Infrared cameras can detect heat and convert it into an image, but are large and expensive, making them impractical for most farmers.
Infrared sensors are less expensive; however, they cannot provide images, which makes accurate monitoring difficult for medium and large lands.
Now, researchers from the University of Missouri (MU) and the Agricultural Research Service of the US Department of Agriculture have developed a way to provide precise, visual crop temperature data at a lower cost.
Combining a regular digital camera with a miniature infrared camera, the Multi-band System for Imaging of a Crop Canopy can supply both temperature data and detailed images, giving farmers a vast amount of information about their crops.

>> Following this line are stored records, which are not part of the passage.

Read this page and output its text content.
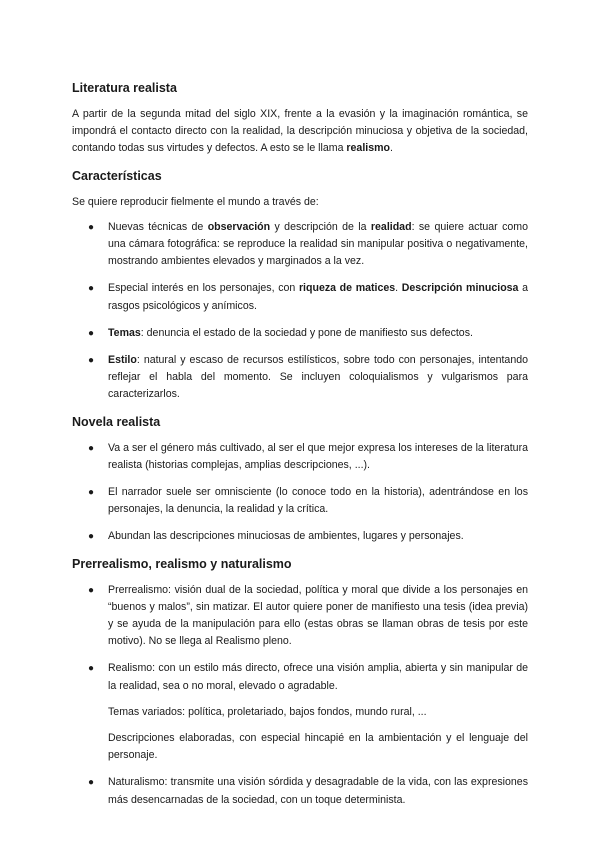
Literatura realista

A partir de la segunda mitad del siglo XIX, frente a la evasión y la imaginación romántica, se impondrá el contacto directo con la realidad, la descripción minuciosa y objetiva de la sociedad, contando todas sus virtudes y defectos. A esto se le llama realismo.

Características

Se quiere reproducir fielmente el mundo a través de:

● Nuevas técnicas de observación y descripción de la realidad: se quiere actuar como una cámara fotográfica: se reproduce la realidad sin manipular positiva o negativamente, mostrando ambientes elevados y marginados a la vez.
● Especial interés en los personajes, con riqueza de matices. Descripción minuciosa a rasgos psicológicos y anímicos.
● Temas: denuncia el estado de la sociedad y pone de manifiesto sus defectos.
● Estilo: natural y escaso de recursos estilísticos, sobre todo con personajes, intentando reflejar el habla del momento. Se incluyen coloquialismos y vulgarismos para caracterizarlos.
Novela realista
● Va a ser el género más cultivado, al ser el que mejor expresa los intereses de la literatura realista (historias complejas, amplias descripciones, ...).
● El narrador suele ser omnisciente (lo conoce todo en la historia), adentrándose en los personajes, la denuncia, la realidad y la crítica.
● Abundan las descripciones minuciosas de ambientes, lugares y personajes.
Prerrealismo, realismo y naturalismo
● Prerrealismo: visión dual de la sociedad, política y moral que divide a los personajes en “buenos y malos”, sin matizar. El autor quiere poner de manifiesto una tesis (idea previa) y se ayuda de la manipulación para ello (estas obras se llaman obras de tesis por este motivo). No se llega al Realismo pleno.
● Realismo: con un estilo más directo, ofrece una visión amplia, abierta y sin manipular de la realidad, sea o no moral, elevado o agradable.

Temas variados: política, proletariado, bajos fondos, mundo rural, ...

Descripciones elaboradas, con especial hincapié en la ambientación y el lenguaje del personaje.

● Naturalismo: transmite una visión sórdida y desagradable de la vida, con las expresiones más desencarnadas de la sociedad, con un toque determinista.
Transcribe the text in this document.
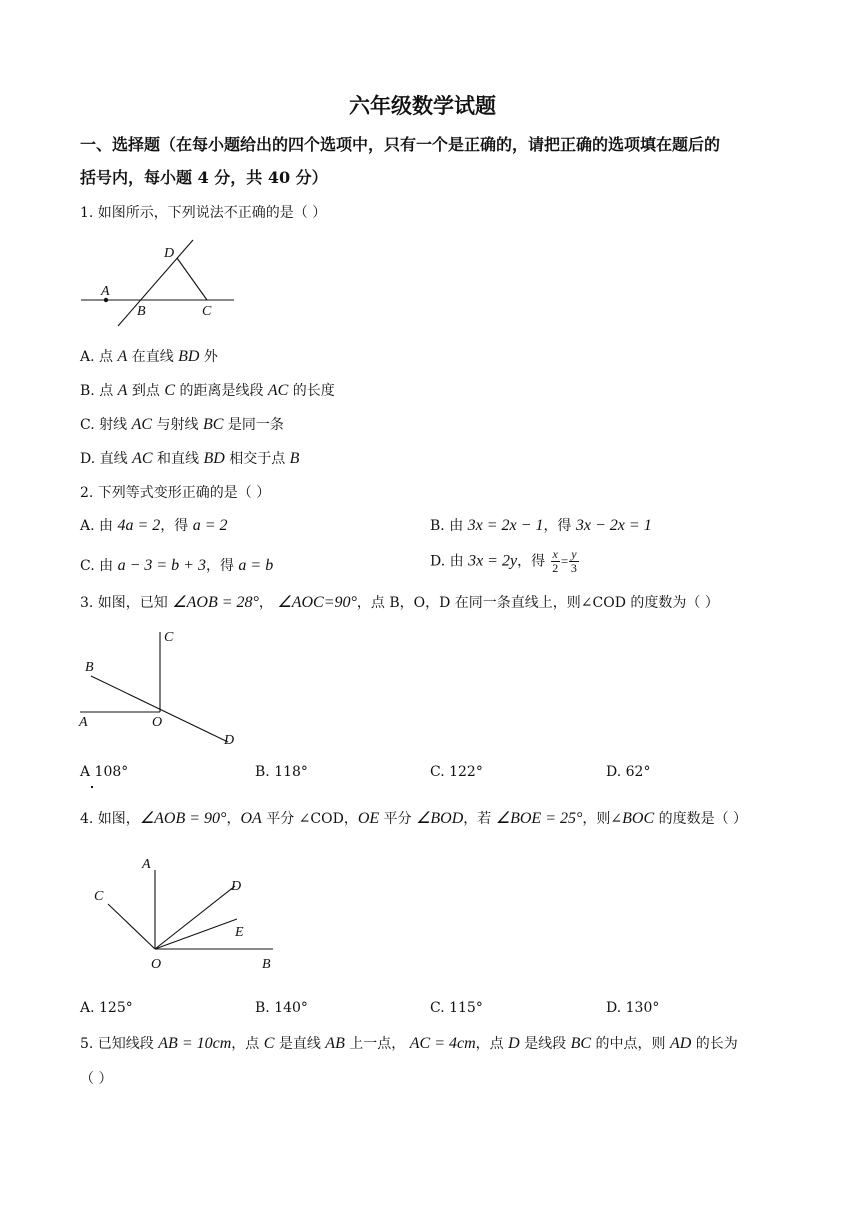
六年级数学试题
一、选择题（在每小题给出的四个选项中，只有一个是正确的，请把正确的选项填在题后的
括号内，每小题 4 分，共 40 分）
1. 如图所示，下列说法不正确的是（ ）
D
A
B	C
A. 点 A 在直线 BD 外
B. 点 A 到点 C 的距离是线段 AC 的长度
C. 射线 AC 与射线 BC 是同一条
D. 直线 AC 和直线 BD 相交于点 B
2. 下列等式变形正确的是（ ）
A. 由 4a = 2，得 a = 2	B. 由 3x = 2x − 1，得 3x − 2x = 1
C. 由 a − 3 = b + 3，得 a = b	D. 由 3x = 2y，得 $\frac{x}{2} = \frac{y}{3}$
3. 如图，已知 ∠AOB = 28°， ∠AOC=90°，点 B，O，D 在同一条直线上，则∠COD 的度数为（ ）
C
B
A	O
D
A 108°	B. 118°	C. 122°	D. 62°
4. 如图，∠AOB = 90°，OA 平分 ∠COD，OE 平分 ∠BOD，若 ∠BOE = 25°，则∠BOC 的度数是（ ）
A
D
C
E
O	B
A. 125°	B. 140°	C. 115°	D. 130°
5. 已知线段 AB = 10cm，点 C 是直线 AB 上一点， AC = 4cm，点 D 是线段 BC 的中点，则 AD 的长为
（ ）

“Using an infrared camera to monitor crop temperature can be tricky because it’s difficult to differentiate between the plants and background elements like soil or shade,” says Ken Sudduth, a USDA agricultural engineer and adjunct professor of bioengineering at MU’s College of Agriculture, Food and Natural Resources in a statement.
“By augmenting a miniature infrared camera with a digital camera, we created a system that can examine crop temperatures with great detail and accuracy.”
The cameras produce two images of the same area: a detailed photograph and an infrared image. This allows farmers to identify problem areas from the digital camera images and analyse them with infrared images that map temperature to light intensity.
Coupled with an algorithm that automatically filters soil, shade and other non-plant presences from the images, the camera system allows farmers to irrigate their crops according to the needs of individual plants. This maximises yield and optimises water use without requiring the purchase of more expensive infrared cameras.
“Medium-scale farmers have big fields, but they don’t always have the funds for expensive monitoring equipment,” says Sudduth.
“Our system allows for precision monitoring over a large area at a more manageable cost. That’s good for farmers, who can earn a bigger profit, and it’s good for everyone who depends on their crops.”
The system needs fine-tuning before it can be commercialised and sold to farmers, and future iterations could incorporate drones for increased versatility.